Thursday, May 22, 2008 by Austin Monitor

The City Auditor’s office presented some revisions to a recent audit of the city’s public safety operations to the City Council’s Audit and Finance Committee on Tuesday. While those revisions were made to account for new data at the request of Council Member Lee Leffingwell, he was not fully satisfied with the results.

 

“I don’t have any problem with the bottom line on this, it’s just the way it’s presented,” Leffingwell said, arguing that comparing the growth of public safety spending to the general fund was not a good measurement. “Is this an apples-to-apples comparison…with other cities, for example? I’m just looking for an apples-to-apples way to actually look at what public safety costs. I’ve suggested that we have a number that reflects the cost to provide public service per capita, and that would be a number it seems like would be apples-to-apples no matter how you looked at it.”

 

The adjustments dealt with the overall background of the city’s budget included in the audit and also the Council resolution dealing with the consolidation of the city’s different police departments into APD. However, the adjustments did not significantly alter one of the key conclusions of the original audit, which is that APD spending is growing at a faster rate than general fund revenues.

 

“What we’re trying to in terms of the revenue picture here is to provide essentially the rationale for why we did the project,” said City Auditor Stephen Morgan. “It’s to help show that there’s a need to at least contain some of the cost growth in public safety, specifically police. This simply says that there’s a need to continue to manage that and contain it, and that’s why we had all of the recommendations.”

 

“The overall message remains that expenditures are growing faster than revenues,” said Patrick Johnson with the Auditor’s office. Over a 12-year span studied for the audit between 1995 and 2007, “Public safety has consistently been a high percentage of tax revenue,” said Johnson. “However, while tax revenue growth was 145 percent, public safety growth was 167 percent. Public safety expenditures as a percent of tax revenue grew from 88.5 percent in 1995 to 96.4 percent in 2007.”

 

The re-calculations had been performed after Leffingwell and fellow Council Member Mike Martinez pointed out other reasons that growth in public safety spending out-stripped the growth of the general fund, including the Council’s decision to transfer several city functions out of the general fund into enterprise departments.
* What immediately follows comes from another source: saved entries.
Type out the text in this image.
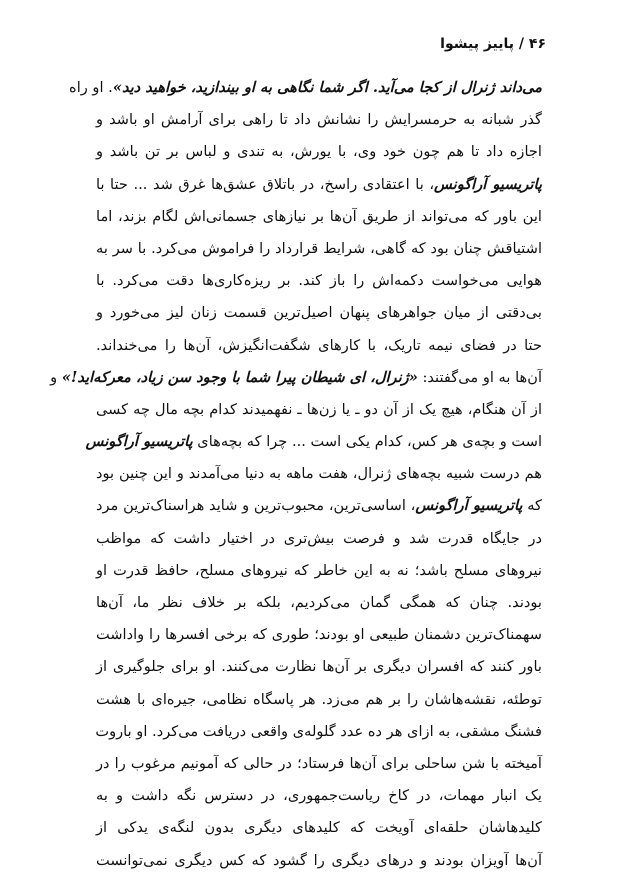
۴۶ / پاییز پیشوا
می‌داند ژنرال از کجا می‌آید. اگر شما نگاهی به او بیندازید، خواهید دید». او راه
گذر شبانه به حرمسرایش را نشانش داد تا راهی برای آرامش او باشد و
اجازه داد تا هم چون خود وی، با یورش، به تندی و لباس بر تن باشد و
پاتریسیو آراگونس، با اعتقادی راسخ، در باتلاق عشق‌ها غرق شد ... حتا با
این باور که می‌تواند از طریق آن‌ها بر نیازهای جسمانی‌اش لگام بزند، اما
اشتیاقش چنان بود که گاهی، شرایط قرارداد را فراموش می‌کرد. با سر به
هوایی می‌خواست دکمه‌اش را باز کند. بر ریزه‌کاری‌ها دقت می‌کرد. با
بی‌دقتی از میان جواهرهای پنهان اصیل‌ترین قسمت زنان لیز می‌خورد و
حتا در فضای نیمه تاریک، با کارهای شگفت‌انگیزش، آن‌ها را می‌خنداند.
آن‌ها به او می‌گفتند: «ژنرال، ای شیطان پیرا شما با وجود سن زیاد، معرکه‌اید!» و
از آن هنگام، هیچ یک از آن دو ـ یا زن‌ها ـ نفهمیدند کدام بچه مال چه کسی
است و بچه‌ی هر کس، کدام یکی است ... چرا که بچه‌های پاتریسیو آراگونس
هم درست شبیه بچه‌های ژنرال، هفت ماهه به دنیا می‌آمدند و این چنین بود
که پاتریسیو آراگونس، اساسی‌ترین، محبوب‌ترین و شاید هراسناک‌ترین مرد
در جایگاه قدرت شد و فرصت بیش‌تری در اختیار داشت که مواظب
نیروهای مسلح باشد؛ نه به این خاطر که نیروهای مسلح، حافظ قدرت او
بودند. چنان که همگی گمان می‌کردیم، بلکه بر خلاف نظر ما، آن‌ها
سهمناک‌ترین دشمنان طبیعی او بودند؛ طوری که برخی افسرها را واداشت
باور کنند که افسران دیگری بر آن‌ها نظارت می‌کنند. او برای جلوگیری از
توطئه، نقشه‌هاشان را بر هم می‌زد. هر پاسگاه نظامی، جیره‌ای با هشت
فشنگ مشقی، به ازای هر ده عدد گلوله‌ی واقعی دریافت می‌کرد. او باروت
آمیخته با شن ساحلی برای آن‌ها فرستاد؛ در حالی که آمونیم مرغوب را در
یک انبار مهمات، در کاخ ریاست‌جمهوری، در دسترس نگه داشت و به
کلیدهاشان حلقه‌ای آویخت که کلیدهای دیگری بدون لنگه‌ی یدکی از
آن‌ها آویزان بودند و درهای دیگری را گشود که کس دیگری نمی‌توانست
That slowed the growth of the general fund, they said, making the resulting growth in public safety spending appear disproportionately large.

 

Leffingwell said on Tuesday he was not convinced the new calculations were accurate, either, noting that some changes to the fund he had specifically pointed out were not included in the revisions. “We were looking at it from a revenue perspective to try and show the pressure on the support for the funds, rather than getting into the re-description of the general fund expenses,” explained Assistant City Auditor Taylor Dudley. 

 

Accounting for each policy change that affected the general fund over the past decade would be a significant undertaking, according to staffers in the Auditor’s office. “I think for us to go back and do a history of the general fund and the changes that have been made would be a new audit project in and of itself,” said Russ Needler.

 

Council Member Sheryl Cole agreed with Leffingwell’s request for another evaluation of the data. “There were several members of the audit committee who had some concerns about whether we would have an apples-to-apples comparison,” she told In Fact Daily. “Because we take revenues out, the growth would be slower than what it would show on the chart.”

 

Mayor Pro Tem Betty Dunkerley noted that the data discussed by Leffingwell might already be available to the Auditor’s office from previous projects or through other organizations, such as the International City /County Management Association. Council Member Cole cautioned that any comparison to other cities on public safety spending should take into account the crime rate, both in Austin and in the comparison metro areas. “I understand that Austin has one of the lowest murder rates in the country so it wouldn’t be fair to compare it to a city that had one of the highest murder rates,” she told In Fact Daily.

 

The Auditor’s office will present additional information to the Committee during its next meeting on June 17. The Committee postponed accepting the revisions to the audit report until that time. Council Member Leffingwell also wanted stronger language from the Auditor’s office addressing the issue of consolidation of the various police agencies within APD.

 

The revisions presented on Tuesday noted that the original recommendation against pursuing that option had been “superseded by the Council resolution directing staff to pursue consolidation”. That language, Leffingwell said, was insufficient. “The Council resolution made the data used in that recommendation invalid, because it changed all the data and they did not take that into consideration,” he said. “I don’t want to have an assessment out there that draws upon data that is invalid.”